‘Mali Safi Iende Chain Chain’ — The Tort of Passing Off and Image Rights
Recently in Kenya, a telecommunication giant started a campaign dubbed ‘SMS ziende chain chain’, of which a local celebrity felt aggrieved, and that they had infringed on his proprietary rights. The said celebrity has a song by the title “Chain Chain’ in which he popularized the phrase “Mali safi iende chain chain”. Could this then qualify as a case of passing off, or is it simply a case of outright copyright infringement?
Passing off is a common law tort that protects the goodwill of a trader from misrepresentation, and it is the main way by which the courts protect unregistered trademarks. Personalities in jurisdictions with no express provisions for Image rights in their legal frameworks tend to approach the court via an action of passing off. Recent cases such as Irvine v Talksport(2002) and Fenty v Arcadia Group Brands Ltd (2015) have showcased how passing off may be used to protect personality image rights.
Locally, businesses rather than personalities, have been more involved in seeking reprieve through the tort of passing off. This has been highlighted in cases such as the case of Strategic industries Ltd v Solpia Kenya Ltd (2019) and the case of Newton Oirere Nyambariga v KCB Bank Kenya Ltd & Another (2017). However, personalities, more so sports personalities, are becoming increasingly aware of their image rights. In 2019, Victor Wanyama, the captain of the Kenyan National football team, instituted proceedings against Menengai Oil Refineries for commercial appropriation of his image.
To prove the tort of passing off, a claimant has to prove three things (the classical trinity) as was espoused in the case of Reckitt & Colman Product Ltd v Borden Inc & Others (1990):
iii. Damage/ likelihood of damage
Goodwill is thus inextricably linked to the tort of passing off.
In defining goodwill, it has been stated that goodwill is a thing that is very easy to describe but very difficult to define. It is an intangible asset that has been described as “the benefit and advantage of the good name, reputation, and connections of a business…the attractive force which brings in custom.” Goodwill is thus not just a good name, but the benefit and advantage of the good name.
There are two ways to understanding the goodwill necessary in an action for passing off, the hard-line approach and the soft-line/contemporary approach. The hard-line approach was espoused in the case of Starbucks (HK) Ltd v British Sky Broadcasting Group Plc (Sky)(2015) in which it was held that in order to succeed in a claim of passing off, the claimant must show that they have a goodwill in the form of business and customers in the particular jurisdiction. This is to say that goodwill can only be proved by showing that a personality has some form of business and/or customers in the jurisdiction in question. A significant reputation among a sufficient section of the prospective purchasing public was held to be insufficient.

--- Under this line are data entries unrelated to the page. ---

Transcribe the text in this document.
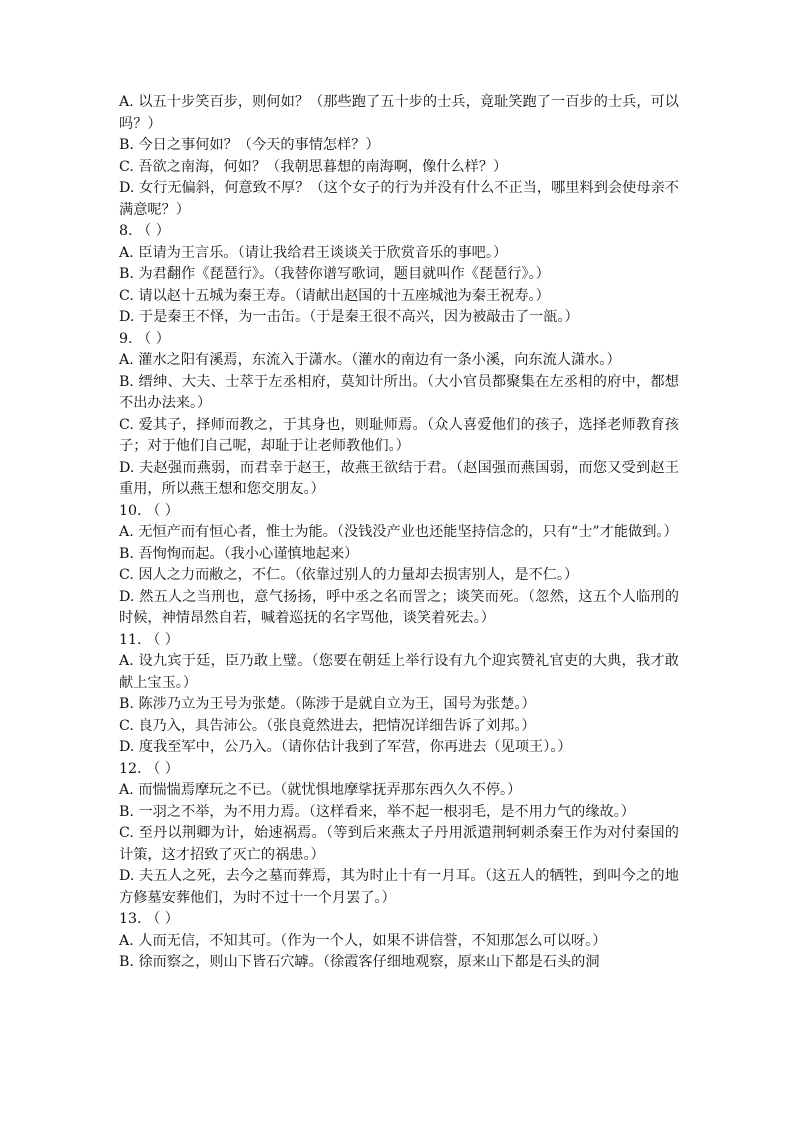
A. 以五十步笑百步，则何如？（那些跑了五十步的士兵，竟耻笑跑了一百步的士兵，可以吗？）

B. 今日之事何如？（今天的事情怎样？）

C. 吾欲之南海，何如？（我朝思暮想的南海啊，像什么样？）

D. 女行无偏斜，何意致不厚？（这个女子的行为并没有什么不正当，哪里料到会使母亲不满意呢？）

8. （ ）

A. 臣请为王言乐。（请让我给君王谈谈关于欣赏音乐的事吧。）

B. 为君翻作《琵琶行》。（我替你谱写歌词，题目就叫作《琵琶行》。）

C. 请以赵十五城为秦王寿。（请献出赵国的十五座城池为秦王祝寿。）

D. 于是秦王不怿，为一击缶。（于是秦王很不高兴，因为被敲击了一瓿。）

9. （ ）

A. 灌水之阳有溪焉，东流入于潇水。（灌水的南边有一条小溪，向东流人潇水。）

B. 缙绅、大夫、士萃于左丞相府，莫知计所出。（大小官员都聚集在左丞相的府中，都想不出办法来。）

C. 爱其子，择师而教之，于其身也，则耻师焉。（众人喜爱他们的孩子，选择老师教育孩子；对于他们自己呢，却耻于让老师教他们。）

D. 夫赵强而燕弱，而君幸于赵王，故燕王欲结于君。（赵国强而燕国弱，而您又受到赵王重用，所以燕王想和您交朋友。）

10. （ ）

A. 无恒产而有恒心者，惟士为能。（没钱没产业也还能坚持信念的，只有“士”才能做到。）

B. 吾恂恂而起。（我小心谨慎地起来）

C. 因人之力而敝之，不仁。（依靠过别人的力量却去损害别人，是不仁。）

D. 然五人之当刑也，意气扬扬，呼中丞之名而詈之；谈笑而死。（忽然，这五个人临刑的时候，神情昂然自若，喊着巡抚的名字骂他，谈笑着死去。）

11. （ ）

A. 设九宾于廷，臣乃敢上璧。（您要在朝廷上举行设有九个迎宾赞礼官吏的大典，我才敢献上宝玉。）

B. 陈涉乃立为王号为张楚。（陈涉于是就自立为王，国号为张楚。）

C. 良乃入，具告沛公。（张良竟然进去，把情况详细告诉了刘邦。）

D. 度我至军中，公乃入。（请你估计我到了军营，你再进去（见项王）。）

12. （ ）

A. 而惴惴焉摩玩之不已。（就忧惧地摩挲抚弄那东西久久不停。）

B. 一羽之不举，为不用力焉。（这样看来，举不起一根羽毛，是不用力气的缘故。）

C. 至丹以荆卿为计，始速祸焉。（等到后来燕太子丹用派遣荆轲刺杀秦王作为对付秦国的计策，这才招致了灭亡的祸患。）

D. 夫五人之死，去今之墓而葬焉，其为时止十有一月耳。（这五人的牺牲，到叫今之的地方修墓安葬他们，为时不过十一个月罢了。）

13. （ ）

A. 人而无信，不知其可。（作为一个人，如果不讲信誉，不知那怎么可以呀。）

B. 徐而察之，则山下皆石穴罅。（徐霞客仔细地观察，原来山下都是石头的洞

One implication of the Starbucks decision for personalities with a global reputation is that they will have to take active steps intended to exploit their names/images in a particular country/jurisdiction so as to establish the requisite goodwill necessary in passing off. This may be done through endorsements or through taking steps to obtain actual trademark protection for their names or images.

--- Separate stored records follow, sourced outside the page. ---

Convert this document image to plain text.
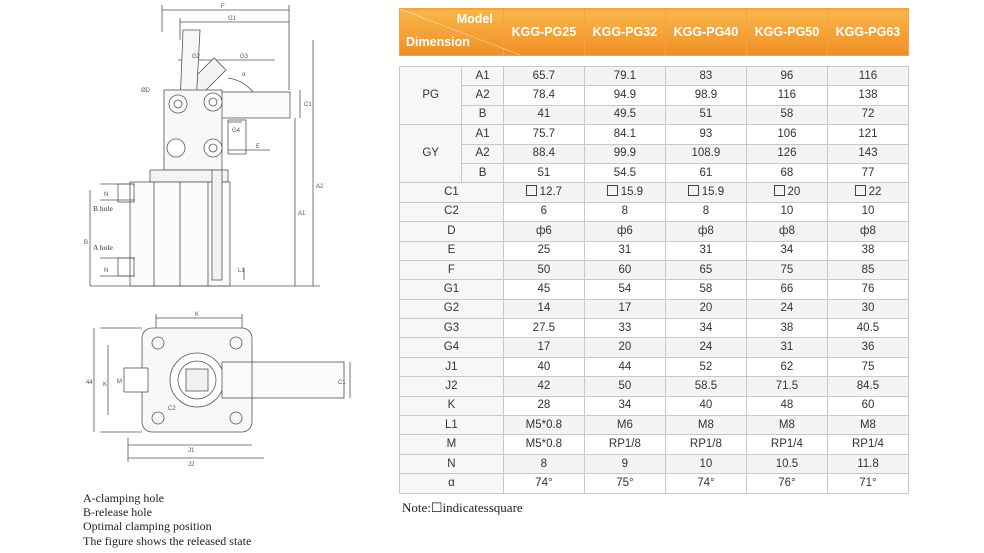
F
G1
G2	G3
α
ØD
C1
G4
E
A2
A1
L1
B hole
A hole
B
N
N
K
M
K
C2
C1
J1
J2
44
Model
Dimension		KGG-PG25	KGG-PG32	KGG-PG40	KGG-PG50	KGG-PG63

PG	A1	65.7	79.1	83	96	116
	A2	78.4	94.9	98.9	116	138
	B	41	49.5	51	58	72
GY	A1	75.7	84.1	93	106	121
	A2	88.4	99.9	108.9	126	143
	B	51	54.5	61	68	77
C1		12.7	15.9	15.9	20	22
C2		6	8	8	10	10
D		ф6	ф6	ф8	ф8	ф8
E		25	31	31	34	38
F		50	60	65	75	85
G1		45	54	58	66	76
G2		14	17	20	24	30
G3		27.5	33	34	38	40.5
G4		17	20	24	31	36
J1		40	44	52	62	75
J2		42	50	58.5	71.5	84.5
K		28	34	40	48	60
L1		M5*0.8	M6	M8	M8	M8
M		M5*0.8	RP1/8	RP1/8	RP1/4	RP1/4
N		8	9	10	10.5	11.8
α		74°	75°	74°	76°	71°
Note:☐indicatessquare
A-clamping hole
B-release hole
Optimal clamping position
The figure shows the released state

It is worth noting that there is no requirement to establish goodwill in an action based on the right of publicity under US law. All that is required is the appropriation of the commercial value of a person’s name or likeness without consent. This may be evidenced by the loss of business opportunities with potential partners and sponsors, the loss of business revenue and/or the loss of value on the intellectual property.
The Starbucks decision, and by extension the hard-line approach, has however been criticized for being out of touch with the commercial reality of modern times. It is contrasted with a more soft-line approach in which for goodwill to exist:
i. the Plaintiff has to have a significant reputation for their name, mark or get-up, which is recognized as distinguishing their goods and services.
ii. the reputation has to be known to a sufficient number of prospective purchasers in the jurisdiction
iii. the Defendant’s use of the Plaintiff’s name, mark or get-up is likely to lead to confusion in relation to prospective purchaser’s connecting the source of the Defendant’s products to the Plaintiff’s.
Finally, it is important to note that IP rights are subject to the principle of territoriality. Although it my seem alluring to say that simply reputation should be enough to succeed in an action for passing off, it is important to take the said principle of territoriality into consideration. As held by the courts in the Starbucks case,
“If it was enough for a claimant merely to establish reputation within the jurisdiction to maintain a passing off action, it appears to me that it would tip the balance too much in favour of protection. It would mean that, without having any business or any consumers for its product or service in the jurisdiction, a claimant could prevent another person using a mark, such as an ordinary English word, “now”, for a potentially indefinite period in relation to a similar product or service.”
And thus, considering all the above, would the ‘Chain Chain’ creator succeed in an action for passing off?